The Jais family of models offers powerful tools for anyone looking to leverage large language models (LLMs) specializing in Arabic and English. This extensive series of bilingual LLMs can be applied for research, business, and language understanding. Here’s how you can get started with the Jais family models effectively.
Overview of Jais Family Models
The Jais models feature two main variants:
- Models that are pre-trained from scratch (e.g.,
jais-family-*) - Models that are adaptively pre-trained from Llama-2 (e.g.,
jais-adapted-*)
This release includes 20 models ranging from 590 million to 70 billion parameters, trained on up to 1.6 trillion tokens of data in Arabic, English, and coding. All pre-trained models have been instruction fine-tuned for dialogue, enabling smoother conversational interactions.
Installation and Code Overview
To start using the Jais models, save the following Python code snippet. This code is analogous to preparing a recipe in your kitchen:
# -*- coding: utf-8 -*-
import torch
from transformers import AutoTokenizer, AutoModelForCausalLM
model_path = "inceptionai/jais-family-590m"
device = "cuda" if torch.cuda.is_available() else "cpu"
tokenizer = AutoTokenizer.from_pretrained(model_path)
model = AutoModelForCausalLM.from_pretrained(model_path, device_map="auto", trust_remote_code=True)
def get_response(text, tokenizer=tokenizer, model=model):
input_ids = tokenizer(text, return_tensors="pt").input_ids
inputs = input_ids.to(device)
input_len = inputs.shape[-1]
generate_ids = model.generate(
inputs,
top_p=0.9,
temperature=0.3,
max_length=2048,
min_length=input_len + 4,
repetition_penalty=1.2,
do_sample=True,
)
response = tokenizer.batch_decode(
generate_ids, skip_special_tokens=True, clean_up_tokenization_spaces=True
)[0]
return response
# Test the model with Arabic and English input
text = "عاصمة دولة الإمارات العربية المتحدة ه"
print(get_response(text))
text = "The capital of UAE is"
print(get_response(text))
In this "recipe," each ingredient (or code component) serves a specific function, such as preparing the tokenizer or setting up the device for model execution. With these components together, you create a delicious dish of AI responses!
Training Details
The Jais family models are built upon extensive training methodologies that incorporate diverse data sources to improve capability. Sources include:
- Web data: Publicly available web pages, articles, and social media content.
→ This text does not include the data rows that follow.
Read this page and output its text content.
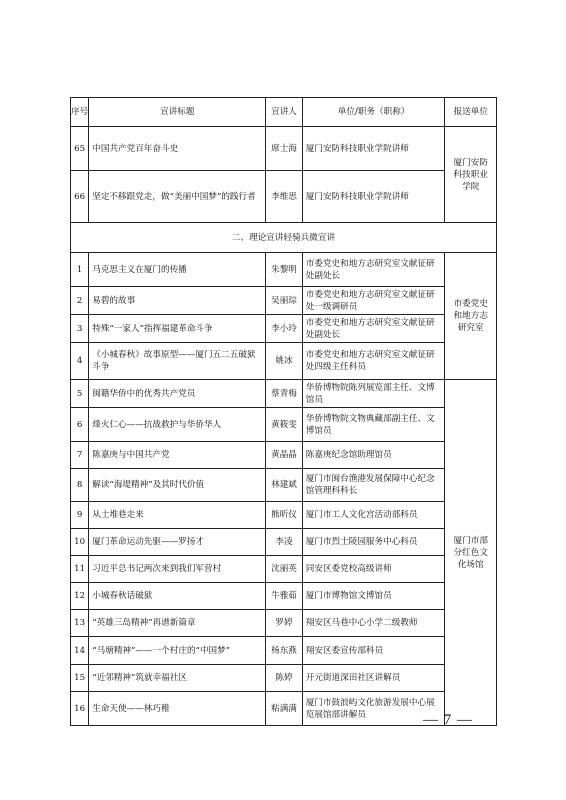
序号	宣讲标题	宣讲人	单位/职务（职称）	报送单位
65	中国共产党百年奋斗史	席士海	厦门安防科技职业学院讲师	厦门安防科技职业学院
66	坚定不移跟党走，做“美丽中国梦”的践行者	李维思	厦门安防科技职业学院讲师	
二、理论宣讲轻骑兵微宣讲				
1	马克思主义在厦门的传播	朱黎明	市委党史和地方志研究室文献征研处副处长	市委党史和地方志研究室
2	易碧的故事	吴丽琮	市委党史和地方志研究室文献征研处一级调研员	
3	特殊“一家人”指挥福建革命斗争	李小玲	市委党史和地方志研究室文献征研处副处长	
4	《小城春秋》故事原型——厦门五二五破狱斗争	姚冰	市委党史和地方志研究室文献征研处四级主任科员	
5	闽籍华侨中的优秀共产党员	蔡青梅	华侨博物院陈列展览部主任、文博馆员	厦门市部分红色文化场馆
6	烽火仁心——抗战救护与华侨华人	黄筱雯	华侨博物院文物典藏部副主任、文博馆员	
7	陈嘉庚与中国共产党	黄晶晶	陈嘉庚纪念馆助理馆员	
8	解读“海堤精神”及其时代价值	林建斌	厦门市闽台渔港发展保障中心纪念馆管理科科长	
9	从土堆巷走来	熊昕仪	厦门市工人文化宫活动部科员	
10	厦门革命运动先驱——罗扬才	李凌	厦门市烈士陵园服务中心科员	
11	习近平总书记两次来到我们军营村	沈丽英	同安区委党校高级讲师	
12	小城春秋话破狱	牛雅茹	厦门市博物馆文博馆员	
13	“英雄三岛精神”再谱新篇章	罗婷	翔安区马巷中心小学二级教师	
14	“马塘精神”——一个村庄的“中国梦”	杨东燕	翔安区委宣传部科员	
15	“近邻精神”筑就幸福社区	陈婷	开元街道深田社区讲解员	
16	生命天使——林巧稚	粘满满	厦门市鼓浪屿文化旅游发展中心展览展馆部讲解员		— 7 —
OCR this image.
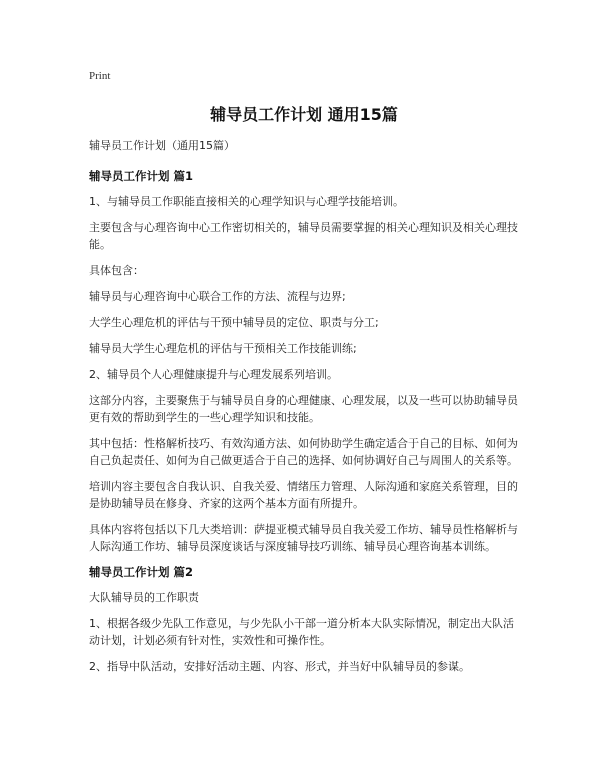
Print
辅导员工作计划 通用15篇
辅导员工作计划（通用15篇）
辅导员工作计划 篇1
1、与辅导员工作职能直接相关的心理学知识与心理学技能培训。
主要包含与心理咨询中心工作密切相关的，辅导员需要掌握的相关心理知识及相关心理技能。
具体包含：
辅导员与心理咨询中心联合工作的方法、流程与边界;
大学生心理危机的评估与干预中辅导员的定位、职责与分工;
辅导员大学生心理危机的评估与干预相关工作技能训练;
2、辅导员个人心理健康提升与心理发展系列培训。
这部分内容，主要聚焦于与辅导员自身的心理健康、心理发展，以及一些可以协助辅导员更有效的帮助到学生的一些心理学知识和技能。
其中包括：性格解析技巧、有效沟通方法、如何协助学生确定适合于自己的目标、如何为自己负起责任、如何为自己做更适合于自己的选择、如何协调好自己与周围人的关系等。
培训内容主要包含自我认识、自我关爱、情绪压力管理、人际沟通和家庭关系管理，目的是协助辅导员在修身、齐家的这两个基本方面有所提升。
具体内容将包括以下几大类培训：萨提亚模式辅导员自我关爱工作坊、辅导员性格解析与人际沟通工作坊、辅导员深度谈话与深度辅导技巧训练、辅导员心理咨询基本训练。
辅导员工作计划 篇2
大队辅导员的工作职责
1、根据各级少先队工作意见，与少先队小干部一道分析本大队实际情况，制定出大队活动计划，计划必须有针对性，实效性和可操作性。
2、指导中队活动，安排好活动主题、内容、形式，并当好中队辅导员的参谋。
- Books: A collection of publicly available works that enhance narrative coherence.
- Scientific papers: To boost reasoning and long-context abilities.
This comprehensive training environment enriches the models' abilities to understand and generate Arabic and English language content proficiently.
Troubleshooting and Tips
If you encounter issues while running the models, consider the following troubleshooting tips:
- Model Loading Issues: Ensure that you enable
trust_remote_code=Truewhen loading the model. - Device Issues: Verify that your system supports CUDA for optimized performance. If you’re using a CPU, ensure you have sufficient memory available.
- Input Length: Keep an eye on the input lengths as exceeding the token limit may result in truncation or errors.
For more insights, updates, or to collaborate on AI development projects, stay connected with fxis.ai.
Conclusion
With the Jais family of bilingual models, you are well-equipped to tackle various tasks in Arabic NLP. The powerful architecture and extensive training help bridge the language gap while opening the door to multiple applications.
At fxis.ai, we believe that such advancements are crucial for the future of AI, as they enable more comprehensive and effective solutions. Our team is continually exploring new methodologies to push the envelope in artificial intelligence, ensuring that our clients benefit from the latest technological innovations.